The catalytic effects of metal ions on the anodic oxidation of ascorbic acid on a Pt electrode in 1 M HClO4 were studied by linear sweep voltammetry. The anodic peak due to a two-electron oxidation of ascorbic acid shifts to the negative potential side on the addition of Bi3+. This indicates the accelerating effect of Bi3+ on the oxidation of ascorbic acid. The presence of other metal ions, such as Pb2+, Hg2+, Tl+, Ag+ and Sb3+, also exerts similar effects. These metal ions were adsorbed on a Pt electrode at underpotentials and the adsorbed metals (denoted as Mad) still remain on the electrode surface until the electrode potential goes up to and beyond the peak potential of the oxidation of ascorbic acid. On the other hand, metal ions forming no adsorbed layer on Pt, such as Co2+, Zn2+, Fe3+ and Ni2+, exhibit no catalytic effect. These facts suggest that the presence of a Mad on Pt is essential for the promotion of the anodic oxidation of ascorbic acid. However, there is a difference in the catalytic action among the Mad, for example, Cuad, Cdad, Inad, Snad and Moad display no catalytic action. The catalytic activity depends on the degree of surface coverage by the Mad. The maximal effect of the Mad is attained in the submonolayer region.
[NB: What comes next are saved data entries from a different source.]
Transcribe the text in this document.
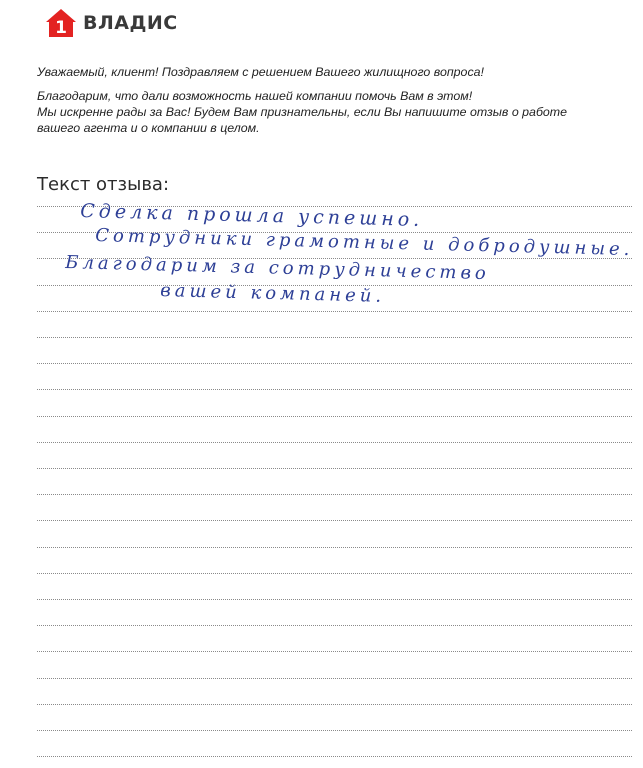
1 ВЛАДИС

Уважаемый, клиент! Поздравляем с решением Вашего жилищного вопроса!

Благодарим, что дали возможность нашей компании помочь Вам в этом!

Мы искренне рады за Вас! Будем Вам признательны, если Вы напишите отзыв о работе

вашего агента и о компании в целом.

Текст отзыва:
Сделка прошла успешно.
Сотрудники грамотные и добродушные.
Благодарим за сотрудничество
вашей компаней.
The effects of metal ions were discussed on the basis that the Mad plays its major role in the removal of the adsorbed ascorbic acid occupying active sites on the electrode surface, and provides effective sites for the activation of adjacent water molecules. Furthermore, from the 13C NMR spectra for the oxidation products, the adsorbed water on the Mad appears to function by promoting the subsequent hydration steps, following the electron-transfer step of ascorbic acid.